Tagelöhner, Drogendealer, Kleinkriminelle, Prostituierte, aber auch immer mehr Hipster: Das ZDF kehrt nach zehn Jahren für eine Vor-Ort-Begutachtung ins Dortmunder Problemstadtviertel zurück.

Es ist ein Stadtteil der Widersprüche: Traditionell gilt die Gegend rund um die ehemalige Westfalenhütte in Dortmund als ein Problemkiez, für manche Kritiker, die gerne mal Öl ins Feuer gießen, sogar als "No-Go-Area". Andererseits hat sich die Gegend in den vergangenen Jahren stark gewandelt. Immer mehr sogenannte Hipster sind hergezogen, Cafés und Programmkinos haben eröffnet.

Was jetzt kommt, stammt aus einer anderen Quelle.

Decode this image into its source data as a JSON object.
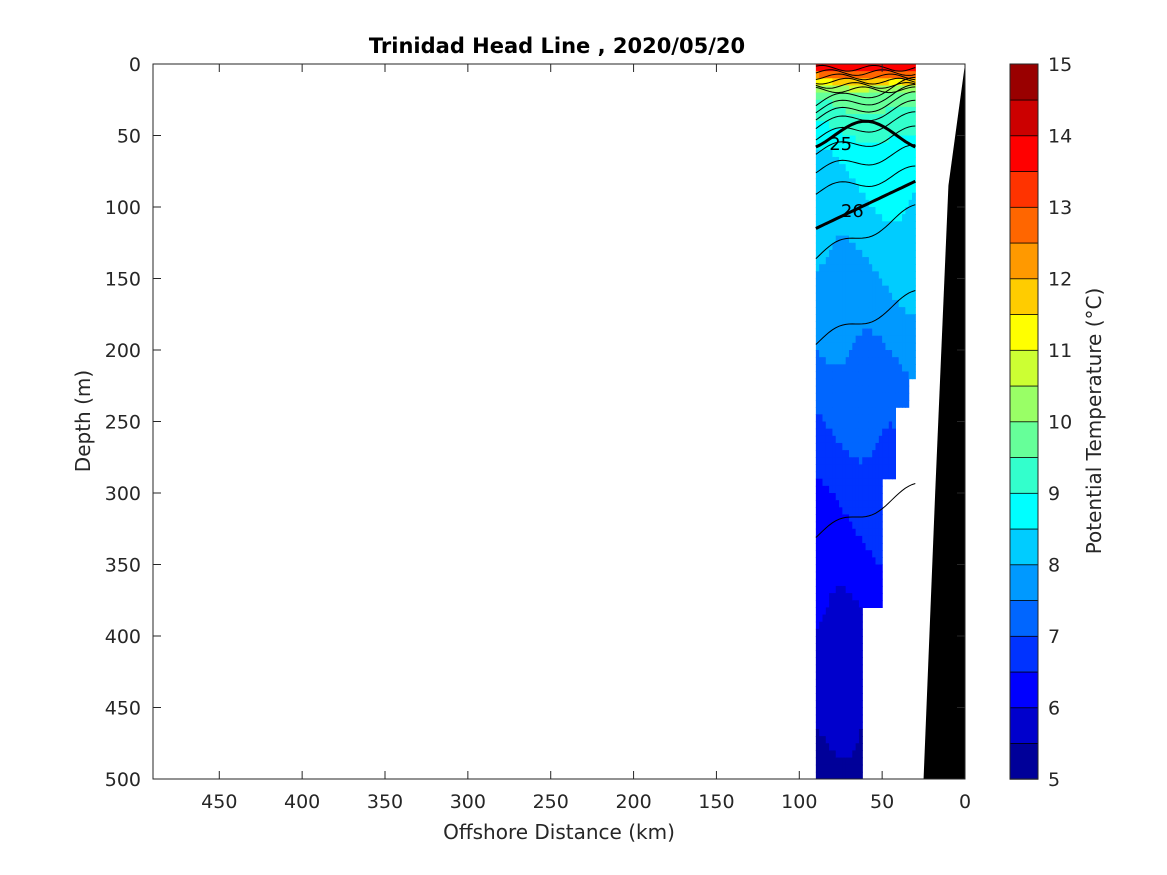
{
  "chart_data": {
    "type": "contour",
    "title": "Trinidad Head Line , 2020/05/20",
    "xlabel": "Offshore Distance (km)",
    "ylabel": "Depth (m)",
    "xlim": [
      490,
      0
    ],
    "ylim": [
      0,
      500
    ],
    "x_reversed": true,
    "y_reversed": true,
    "xticks": [
      450,
      400,
      350,
      300,
      250,
      200,
      150,
      100,
      50,
      0
    ],
    "yticks": [
      0,
      50,
      100,
      150,
      200,
      250,
      300,
      350,
      400,
      450,
      500
    ],
    "colorbar": {
      "label": "Potential Temperature (°C)",
      "range": [
        5,
        15
      ],
      "ticks": [
        5,
        6,
        7,
        8,
        9,
        10,
        11,
        12,
        13,
        14,
        15
      ],
      "step": 0.5,
      "colors": [
        "#00007f",
        "#0000a6",
        "#0000d0",
        "#0000f9",
        "#0016ff",
        "#003fff",
        "#006aff",
        "#0093ff",
        "#00bdff",
        "#00e6ff",
        "#1aff e4",
        "#43ffbb",
        "#6dff91",
        "#96ff67",
        "#c0ff3d",
        "#e9ff14",
        "#ffec00",
        "#ffc300",
        "#ff9a00",
        "#ff7000"
      ]
    },
    "temperature_bands": [
      {
        "t_min": 5.0,
        "t_max": 5.5,
        "depth_range": [
          430,
          500
        ]
      },
      {
        "t_min": 5.5,
        "t_max": 6.0,
        "depth_range": [
          400,
          440
        ]
      },
      {
        "t_min": 6.0,
        "t_max": 6.5,
        "depth_range": [
          300,
          410
        ]
      },
      {
        "t_min": 6.5,
        "t_max": 7.0,
        "depth_range": [
          250,
          300
        ]
      },
      {
        "t_min": 7.0,
        "t_max": 7.5,
        "depth_range": [
          195,
          260
        ]
      },
      {
        "t_min": 7.5,
        "t_max": 8.0,
        "depth_range": [
          140,
          200
        ]
      },
      {
        "t_min": 8.0,
        "t_max": 8.5,
        "depth_range": [
          95,
          145
        ]
      },
      {
        "t_min": 8.5,
        "t_max": 9.0,
        "depth_range": [
          70,
          110
        ]
      },
      {
        "t_min": 9.0,
        "t_max": 9.5,
        "depth_range": [
          40,
          80
        ]
      },
      {
        "t_min": 9.5,
        "t_max": 10.0,
        "depth_range": [
          30,
          55
        ]
      },
      {
        "t_min": 10.0,
        "t_max": 14.5,
        "depth_range": [
          0,
          30
        ]
      }
    ],
    "density_contours": [
      {
        "label": "25",
        "approx_depth": 50
      },
      {
        "label": "26",
        "approx_depth": 100
      }
    ],
    "data_extent_km": [
      90,
      30
    ],
    "bathymetry": "black wedge from surface at 0 km to ~25 km at 500 m depth"
  }
}
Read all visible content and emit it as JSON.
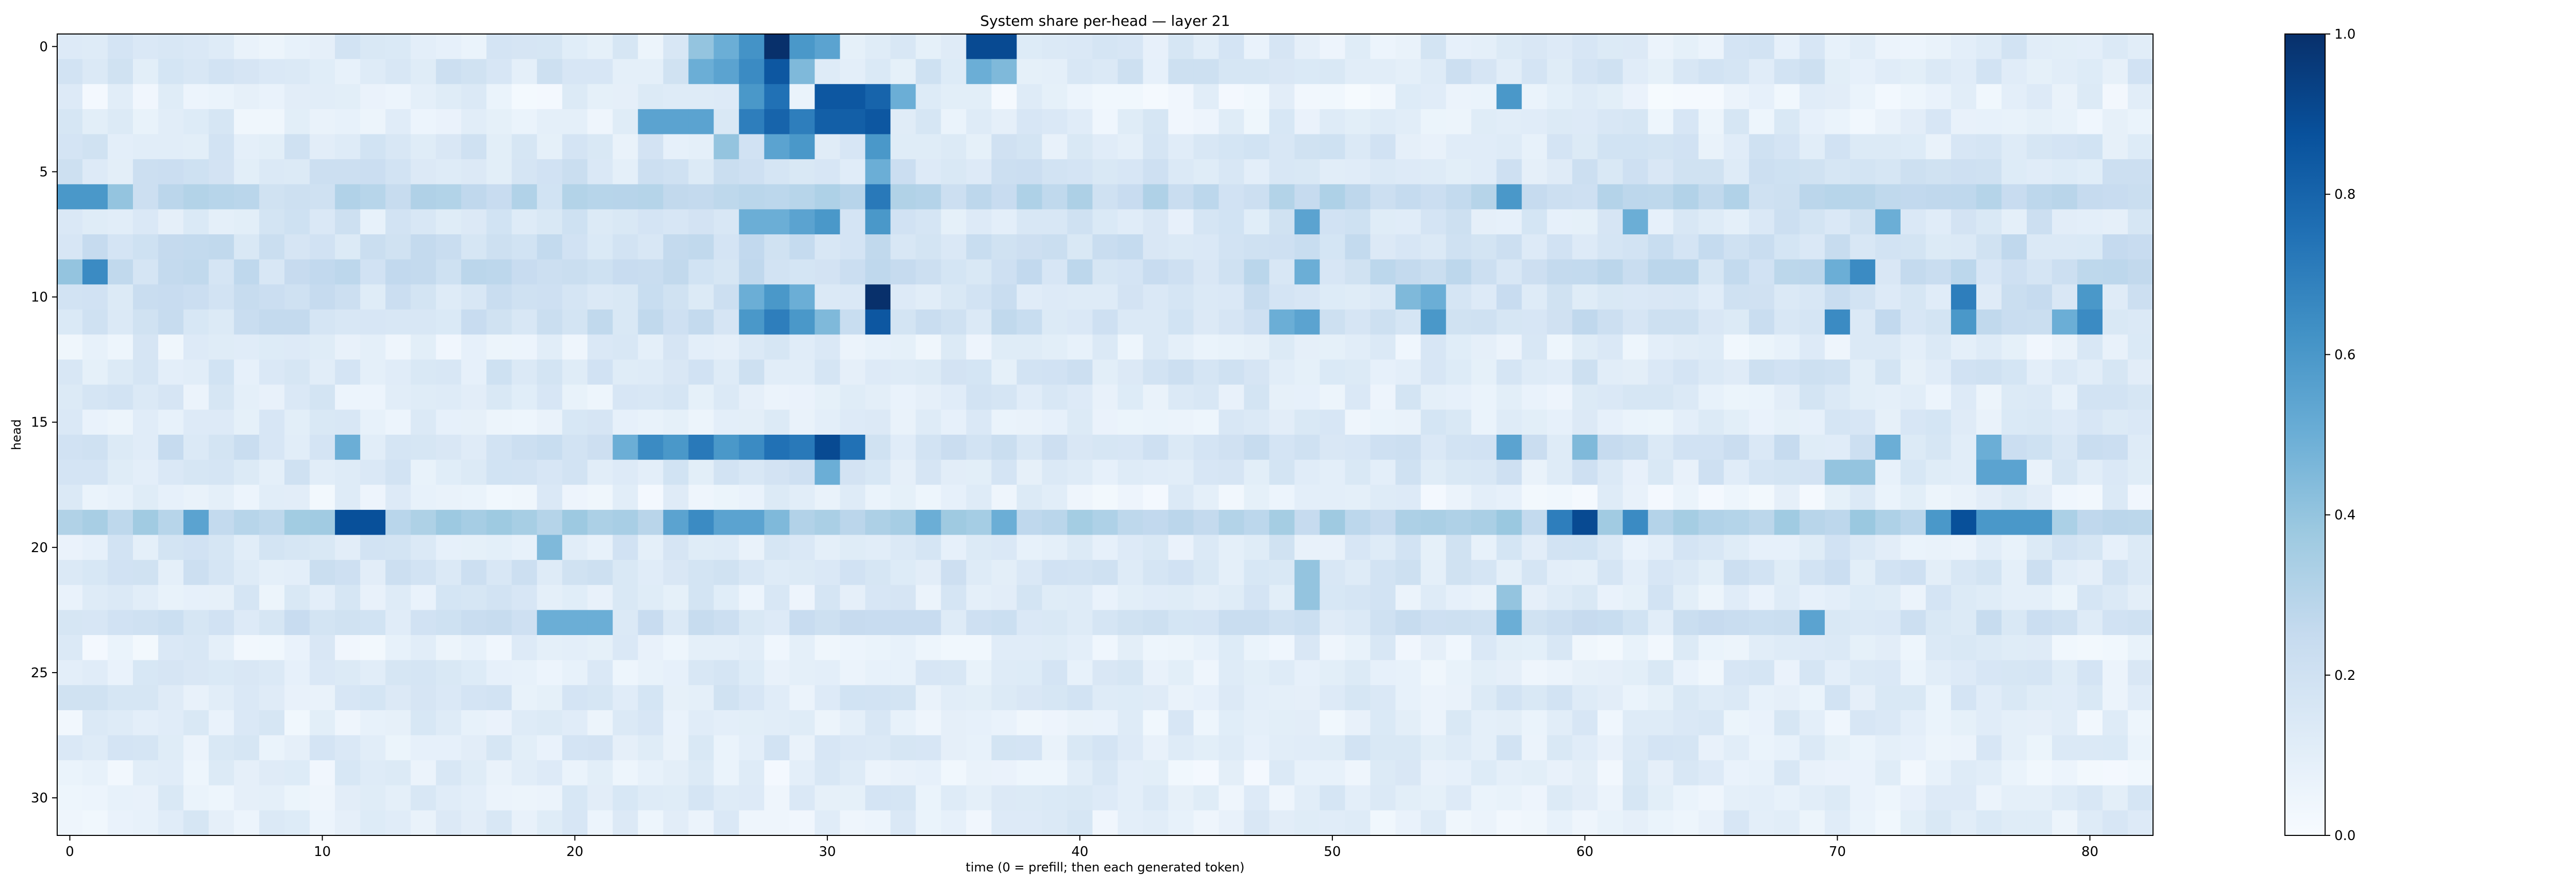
{
  "chart_data": {
    "type": "heatmap",
    "title": "System share per-head — layer 21",
    "xlabel": "time (0 = prefill; then each generated token)",
    "ylabel": "head",
    "n_cols": 84,
    "n_rows": 32,
    "xlim": [
      -0.5,
      82.5
    ],
    "ylim": [
      31.5,
      -0.5
    ],
    "x_ticks": [
      0,
      10,
      20,
      30,
      40,
      50,
      60,
      70,
      80
    ],
    "y_ticks": [
      0,
      5,
      10,
      15,
      20,
      25,
      30
    ],
    "colormap": "Blues",
    "colorbar": {
      "min": 0.0,
      "max": 1.0,
      "ticks": [
        "0.0",
        "0.2",
        "0.4",
        "0.6",
        "0.8",
        "1.0"
      ]
    },
    "colors": {
      "low": "#f7fbff",
      "high": "#08306b",
      "axis": "#000000"
    },
    "base": [
      0.12,
      0.15,
      0.08,
      0.1,
      0.14,
      0.16,
      0.26,
      0.15,
      0.2,
      0.22,
      0.18,
      0.2,
      0.1,
      0.15,
      0.12,
      0.11,
      0.18,
      0.14,
      0.08,
      0.32,
      0.13,
      0.16,
      0.12,
      0.18,
      0.09,
      0.11,
      0.13,
      0.1,
      0.12,
      0.09,
      0.11,
      0.1
    ],
    "hot_cells": [
      [
        0,
        27,
        0.62
      ],
      [
        0,
        28,
        1.0
      ],
      [
        0,
        29,
        0.6
      ],
      [
        0,
        30,
        0.55
      ],
      [
        0,
        36,
        0.9
      ],
      [
        0,
        37,
        0.9
      ],
      [
        0,
        26,
        0.5
      ],
      [
        0,
        25,
        0.4
      ],
      [
        1,
        27,
        0.65
      ],
      [
        1,
        28,
        0.85
      ],
      [
        1,
        26,
        0.55
      ],
      [
        1,
        25,
        0.5
      ],
      [
        1,
        29,
        0.45
      ],
      [
        1,
        36,
        0.5
      ],
      [
        1,
        37,
        0.45
      ],
      [
        2,
        28,
        0.75
      ],
      [
        2,
        30,
        0.85
      ],
      [
        2,
        31,
        0.85
      ],
      [
        2,
        32,
        0.8
      ],
      [
        2,
        27,
        0.6
      ],
      [
        2,
        33,
        0.5
      ],
      [
        2,
        57,
        0.6
      ],
      [
        3,
        28,
        0.8
      ],
      [
        3,
        29,
        0.7
      ],
      [
        3,
        30,
        0.82
      ],
      [
        3,
        31,
        0.82
      ],
      [
        3,
        32,
        0.85
      ],
      [
        3,
        23,
        0.55
      ],
      [
        3,
        24,
        0.55
      ],
      [
        3,
        25,
        0.55
      ],
      [
        3,
        27,
        0.7
      ],
      [
        4,
        28,
        0.55
      ],
      [
        4,
        29,
        0.6
      ],
      [
        4,
        32,
        0.6
      ],
      [
        4,
        26,
        0.4
      ],
      [
        5,
        32,
        0.5
      ],
      [
        6,
        0,
        0.6
      ],
      [
        6,
        1,
        0.6
      ],
      [
        6,
        2,
        0.4
      ],
      [
        6,
        32,
        0.72
      ],
      [
        6,
        57,
        0.6
      ],
      [
        7,
        27,
        0.5
      ],
      [
        7,
        28,
        0.5
      ],
      [
        7,
        29,
        0.55
      ],
      [
        7,
        30,
        0.6
      ],
      [
        7,
        32,
        0.6
      ],
      [
        7,
        49,
        0.55
      ],
      [
        7,
        62,
        0.5
      ],
      [
        7,
        72,
        0.5
      ],
      [
        9,
        1,
        0.65
      ],
      [
        9,
        0,
        0.4
      ],
      [
        9,
        49,
        0.5
      ],
      [
        9,
        70,
        0.5
      ],
      [
        9,
        71,
        0.65
      ],
      [
        10,
        32,
        1.0
      ],
      [
        10,
        28,
        0.6
      ],
      [
        10,
        27,
        0.5
      ],
      [
        10,
        29,
        0.5
      ],
      [
        10,
        75,
        0.7
      ],
      [
        10,
        80,
        0.6
      ],
      [
        10,
        54,
        0.5
      ],
      [
        10,
        53,
        0.45
      ],
      [
        11,
        32,
        0.85
      ],
      [
        11,
        27,
        0.6
      ],
      [
        11,
        28,
        0.7
      ],
      [
        11,
        29,
        0.6
      ],
      [
        11,
        30,
        0.45
      ],
      [
        11,
        48,
        0.5
      ],
      [
        11,
        49,
        0.55
      ],
      [
        11,
        54,
        0.6
      ],
      [
        11,
        70,
        0.65
      ],
      [
        11,
        75,
        0.6
      ],
      [
        11,
        80,
        0.65
      ],
      [
        11,
        79,
        0.5
      ],
      [
        16,
        11,
        0.5
      ],
      [
        16,
        22,
        0.5
      ],
      [
        16,
        23,
        0.65
      ],
      [
        16,
        24,
        0.6
      ],
      [
        16,
        25,
        0.72
      ],
      [
        16,
        26,
        0.6
      ],
      [
        16,
        27,
        0.65
      ],
      [
        16,
        28,
        0.75
      ],
      [
        16,
        29,
        0.72
      ],
      [
        16,
        30,
        0.9
      ],
      [
        16,
        31,
        0.75
      ],
      [
        16,
        57,
        0.55
      ],
      [
        16,
        60,
        0.45
      ],
      [
        16,
        72,
        0.5
      ],
      [
        16,
        76,
        0.5
      ],
      [
        17,
        30,
        0.5
      ],
      [
        17,
        76,
        0.55
      ],
      [
        17,
        77,
        0.55
      ],
      [
        17,
        70,
        0.4
      ],
      [
        17,
        71,
        0.4
      ],
      [
        19,
        11,
        0.88
      ],
      [
        19,
        12,
        0.88
      ],
      [
        19,
        5,
        0.55
      ],
      [
        19,
        24,
        0.55
      ],
      [
        19,
        25,
        0.65
      ],
      [
        19,
        26,
        0.55
      ],
      [
        19,
        27,
        0.55
      ],
      [
        19,
        28,
        0.45
      ],
      [
        19,
        34,
        0.5
      ],
      [
        19,
        37,
        0.5
      ],
      [
        19,
        59,
        0.7
      ],
      [
        19,
        60,
        0.9
      ],
      [
        19,
        62,
        0.65
      ],
      [
        19,
        74,
        0.6
      ],
      [
        19,
        75,
        0.88
      ],
      [
        19,
        76,
        0.6
      ],
      [
        19,
        77,
        0.6
      ],
      [
        19,
        78,
        0.6
      ],
      [
        20,
        19,
        0.45
      ],
      [
        21,
        49,
        0.4
      ],
      [
        22,
        49,
        0.4
      ],
      [
        22,
        57,
        0.4
      ],
      [
        23,
        19,
        0.5
      ],
      [
        23,
        20,
        0.5
      ],
      [
        23,
        21,
        0.5
      ],
      [
        23,
        57,
        0.5
      ],
      [
        23,
        69,
        0.55
      ]
    ]
  }
}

Während Anwohner Hofflohmärkte organisieren, Nachbarschafts-Treffpunkte eröffnen und sich gegenseitig zweimal im Jahr zum "Nordstadtdinner" einladen, wird das Viertel auch für Privat-Investoren, die hier Häuser kaufen, immer attraktiver. Doch gerade diese Form der "Gentrifizierung" erhöht die Spannungen im Kiez weiter.

Für die Reihe "Mein Land, Dein Land" ist das ZDF wieder in die Nordstadt zurückgekehrt. Schon vor zehn Jahren hatte der Sender in der Reportage "Rap, Koran und Oma Bonke" dieses Viertel porträtiert.